4. Não poupe centavos e gaste horas
"Costuma-se dizer que tempo é dinheiro", diz Renato Bernhoeft, autor de Administração do tempo – um recurso para a melhoria da qualidade de vida pessoal e profissional. "Mas o tempo é mais importante, pois ele não pode ser poupado ou recuperado." Vale a pena perambular atrás de uma promoção quando o armazém da esquina tem o que você quer? Esperar pelo prato para viagem quando existe um serviço de entregas em troca de uma pequena gorjeta?
Em vez de afastar a ideia com frases como "Eu não posso pagar", pense duas vezes. Pode valer a pena.


5. Encoraje seus filhos a ajudar
Tania Zgury é educadora com mestrado pela Universidade Federal do Rio de Janeiro - UFRJ e autora de Educar sem culpa – a gênese da ética. Sua regra de ouro para as famílias é que os filhos devem participar da vida da casa, pois essa é a primeira sociedade à qual pertencem. Como consequência da sua ajuda nas tarefas domésticas, sobra mais tempo para os pais, inclusive para ficar mais com os filhos.


As crianças de três ou quatro anos podem se despir e se vestir sozinhas, mesmo que os pais precisem orientar na escolha da roupa, abotoá-la ou amarrar os sapatos. Podem também carregar os mantimentos para os adultos guardarem as compras do supermercado. As de cinco a sete anos podem tomar banho sozinhas, ajudar a lavar o carro, arrumar a mochila e cuidar dos animais, inicialmente com a supervisão dos pais. As de oito a 12 anos podem receber semanada para gastos pessoais, limpar o próprio sapato, ajudar os irmãos menores e, dependendo do local onde moram, comprar o jornal.


"Os pais devem ensinar fazendo as tarefas com as crianças como uma brincadeira. Não devem tratar os erros como fracassos. Pelo contrário: devem estimular as vitórias.
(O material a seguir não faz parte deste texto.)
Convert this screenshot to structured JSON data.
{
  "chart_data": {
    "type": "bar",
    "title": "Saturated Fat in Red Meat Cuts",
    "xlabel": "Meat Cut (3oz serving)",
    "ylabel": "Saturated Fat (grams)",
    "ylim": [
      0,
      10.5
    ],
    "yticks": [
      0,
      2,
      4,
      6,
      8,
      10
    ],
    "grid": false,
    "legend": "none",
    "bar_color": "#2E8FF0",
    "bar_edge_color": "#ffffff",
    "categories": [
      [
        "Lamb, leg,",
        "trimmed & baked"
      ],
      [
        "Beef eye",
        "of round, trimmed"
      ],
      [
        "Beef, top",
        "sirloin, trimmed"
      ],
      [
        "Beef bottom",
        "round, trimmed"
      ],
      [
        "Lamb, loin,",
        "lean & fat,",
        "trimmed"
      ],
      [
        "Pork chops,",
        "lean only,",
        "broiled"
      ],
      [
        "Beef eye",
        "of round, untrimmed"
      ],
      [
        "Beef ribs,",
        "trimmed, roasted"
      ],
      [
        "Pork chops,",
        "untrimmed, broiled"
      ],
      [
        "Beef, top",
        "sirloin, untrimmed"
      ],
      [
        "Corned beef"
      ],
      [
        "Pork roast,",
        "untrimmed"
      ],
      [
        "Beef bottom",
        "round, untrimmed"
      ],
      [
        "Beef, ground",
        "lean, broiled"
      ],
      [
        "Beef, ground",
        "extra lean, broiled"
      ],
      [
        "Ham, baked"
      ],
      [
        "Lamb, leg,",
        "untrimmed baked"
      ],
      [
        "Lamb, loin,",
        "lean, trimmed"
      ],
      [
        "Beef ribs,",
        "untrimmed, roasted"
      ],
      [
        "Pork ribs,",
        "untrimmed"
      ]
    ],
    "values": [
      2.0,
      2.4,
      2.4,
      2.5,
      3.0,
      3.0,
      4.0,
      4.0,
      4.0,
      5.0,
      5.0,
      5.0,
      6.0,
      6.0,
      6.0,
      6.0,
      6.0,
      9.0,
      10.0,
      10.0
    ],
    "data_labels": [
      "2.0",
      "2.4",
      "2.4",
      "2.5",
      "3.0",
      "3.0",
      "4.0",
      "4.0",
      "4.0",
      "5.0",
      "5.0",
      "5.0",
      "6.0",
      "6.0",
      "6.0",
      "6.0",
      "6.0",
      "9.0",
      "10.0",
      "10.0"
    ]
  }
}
Se as crianças acharem ruim fazer sempre as mesmas tarefas, pode-se estabelecer um rodízio", aconselha.


Esteja preparado para reduzir as expectativas a princípio – uma cama malfeita é bem melhor do que uma cama desarrumada. Mas se a arrumação da cama estiver patética, talvez se trate de uma sabotagem. "Procure uma estratégia", diz Tânia Zagury. "Se você desistir, o seu filho, tendo saboreado o gostinho de vencer as delegações, poderá usar a mesma tática para se livrar de outras tarefas."


6. Desligue a televisão
De acordo com o Ibope, o brasileiro assiste à televisão, em média, 21 horas por semana. Ela é seu principal lazer. “Entretanto, a televisão não é a melhor forma de entretenimento no tempo livre", diz o sociólogo Luiz Octávio de Lima Camargo, autor de O que é lazer?. Ele sugere diversificar: ler, ouvir música ou desenvolver atividades físicas e artísticas.


Professora do Instituto de Psicologia da UFRJ e terapeuta familiar, Angelina Belli propõe desligar a televisão em determinados momentos, como durante as refeições. "As famílias poderiam reservar pelo menos uma hora por dia para conversar e descobrir outros passatempos."
A recompensa por toda essa simplificação? Mais tempo para fazer o que gosta – brincar com as crianças, dedicar-se à jardinagem ou viajar. Nada poderia ser mais simples.